Юлиан Отступник | страница 33
И без того оживленный спор удвоил свою силу, когда священник Арий стал глашатаем противников «единосущности» и собрал вокруг себя чуть ли не все восточное духовенство (319 год). Назревал ли новый раскол? Все заставляло поверить, что это так. Ведь даже Никейский собор, собравшийся в 325 году, не смог восстановить единство мнений.
По правде говоря, эти споры мало трогали Юлиана. То, что христиане поносят друг друга по поводу тонкостей своей веры, не волновало его. Больше его возмущало то, что они упорно и вопреки всему отрицают столь очевидную истину, как всемогущество Солнца, в котором каждый может убедиться своими собственными глазами, ведь Солнце заливает всех людей потоком своего золотистого света и его великолепие блистает «яко на небесех, так и на земли». Вместо этого христиане почитают Иисуса, которого мало кто знал при жизни и который даже не смог навязать свою волю какому-то прокуратору Иудеи. К тому же любой христианин IV века знал обо всем этом только понаслышке. Эта слепота казалась тем более необъяснимой, что все живое на земле — цветы ли, растения или животные — неосознанно поклоняется дневному светилу, поворачиваясь в его сторону и следуя за его движением>54. Разве не свет Солнца создал органы зрения, приспособленные к свету его лучей? Разве не присущая Гелиосу невидимая, бестелесная, божественная сущность позволяет добродетельным душам воспарять к нему? Разве не воздействует он на различные существа всеми своими ипостасями? Ведь у христиан тоже есть глаза! Почему же они отказываются признать очевидное?

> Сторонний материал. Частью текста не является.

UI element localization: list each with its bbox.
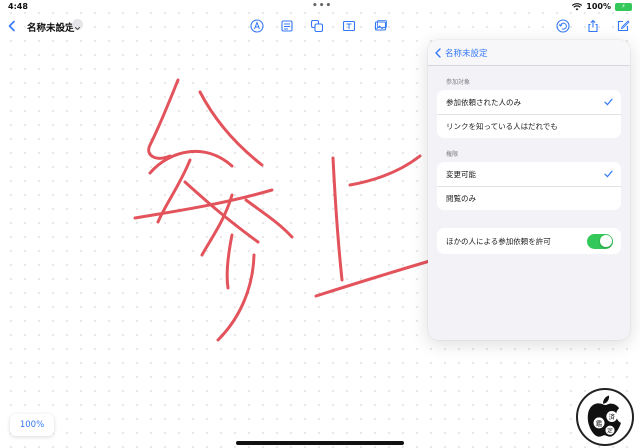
allow-invite-toggle[interactable] (587, 233, 613, 249)
ink-stroke (244, 198, 294, 239)
multitasking-dots[interactable]: ••• (312, 1, 332, 11)
pen-tip-icon[interactable] (250, 19, 264, 33)
participants-options: 参加依頼された人のみ リンクを知っている人はだれでも (437, 90, 621, 138)
toggle-knob (599, 235, 612, 247)
text-box-icon[interactable] (342, 19, 356, 33)
permission-options: 変更可能 閲覧のみ (437, 162, 621, 210)
collaboration-settings-popover: 名称未設定 参加対象 参加依頼された人のみ リンクを知っている人はだれでも 権限… (428, 40, 630, 340)
wifi-icon (572, 2, 583, 10)
option-view-only[interactable]: 閲覧のみ (437, 186, 621, 210)
popover-header[interactable]: 名称未設定 (428, 40, 630, 66)
shapes-icon[interactable] (310, 19, 324, 33)
ink-stroke (148, 150, 234, 175)
checkmark-icon (604, 98, 613, 106)
option-label: 参加依頼された人のみ (446, 97, 521, 107)
share-icon[interactable] (586, 19, 600, 33)
option-label: 閲覧のみ (446, 194, 476, 203)
ink-stroke (225, 233, 234, 290)
ink-stroke (348, 154, 422, 187)
option-label: リンクを知っている人はだれでも (446, 122, 558, 131)
compose-icon[interactable] (616, 19, 630, 33)
chevron-down-circle-icon[interactable] (72, 19, 83, 31)
svg-text:鑑: 鑑 (596, 419, 603, 428)
zoom-level-badge[interactable]: 100% (10, 414, 54, 436)
option-can-edit[interactable]: 変更可能 (437, 162, 621, 186)
ink-stroke (331, 156, 344, 282)
status-time: 4:48 (8, 2, 28, 11)
chevron-left-icon[interactable] (434, 47, 442, 58)
option-invited-only[interactable]: 参加依頼された人のみ (437, 90, 621, 114)
svg-text:定: 定 (607, 426, 613, 434)
media-icon[interactable] (374, 19, 388, 33)
checkmark-icon (604, 170, 613, 178)
ink-stroke (183, 180, 260, 244)
ink-stroke (314, 256, 442, 298)
home-indicator[interactable] (236, 441, 404, 445)
watermark-logo: 鑑 済 定 (576, 388, 634, 446)
allow-invite-group: ほかの人による参加依頼を許可 (437, 228, 621, 254)
back-to-document-label[interactable]: 名称未設定 (445, 47, 488, 59)
document-title[interactable]: 名称未設定 (27, 20, 75, 34)
chevron-left-icon[interactable] (7, 20, 17, 32)
note-icon[interactable] (280, 19, 294, 33)
status-indicators: 100% ⚡ (572, 2, 632, 11)
status-bar: 4:48 ••• 100% ⚡ (0, 0, 640, 14)
apple-logo-icon: 鑑 済 定 (587, 395, 621, 437)
participants-section-label: 参加対象 (446, 79, 471, 86)
battery-percentage: 100% (586, 2, 611, 11)
svg-text:済: 済 (609, 412, 616, 421)
undo-icon[interactable] (556, 19, 570, 33)
option-label: 変更可能 (446, 169, 476, 179)
top-toolbar: 名称未設定 (0, 14, 640, 40)
allow-invite-row: ほかの人による参加依頼を許可 (437, 228, 621, 254)
ink-stroke (216, 253, 256, 342)
ink-strokes (133, 78, 442, 342)
ink-stroke (147, 78, 180, 160)
battery-charging-icon: ⚡ (615, 2, 632, 11)
option-anyone-with-link[interactable]: リンクを知っている人はだれでも (437, 114, 621, 138)
permission-section-label: 権限 (446, 151, 459, 158)
allow-invite-label: ほかの人による参加依頼を許可 (446, 236, 551, 246)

Но более всего Юлиана раздражало отрицательное — если не сказать враждебное — отношение христиан к Государству.
В течение многих веков расцвет Рима, взлеты могущества времен республики были связаны с почитанием богов-покровителей отечества. Но с приходом к власти Константина и с изданием Миланского эдикта все изменилось. С этих пор все большее число христиан стало проникать в органы управления, глубоко изменяя их дух и функции. Им было неизвестно чувство патриотизма, и они отказывались считать себя слугами государства. Они и не могли бы вести себя по-другому, ведь они отрицали земную родину и возлагали все свои надежды на потустороннее. Будущее империи не только им безразлично, но они постоянно стремятся ускорить ее разрушение, подрывая основу ее величия и мощи, а именно — верность подданных и дисциплину солдат. Ничто не противостоит их разрушительному влиянию. Неудивительно, что империя распадается. Это уже не государство Цезаря и Августа, и даже не государство Нерона и Калигулы. Теперь империя скорее напоминает человека, пораженного проказой, по телу которого распространяются черные пятна смерти.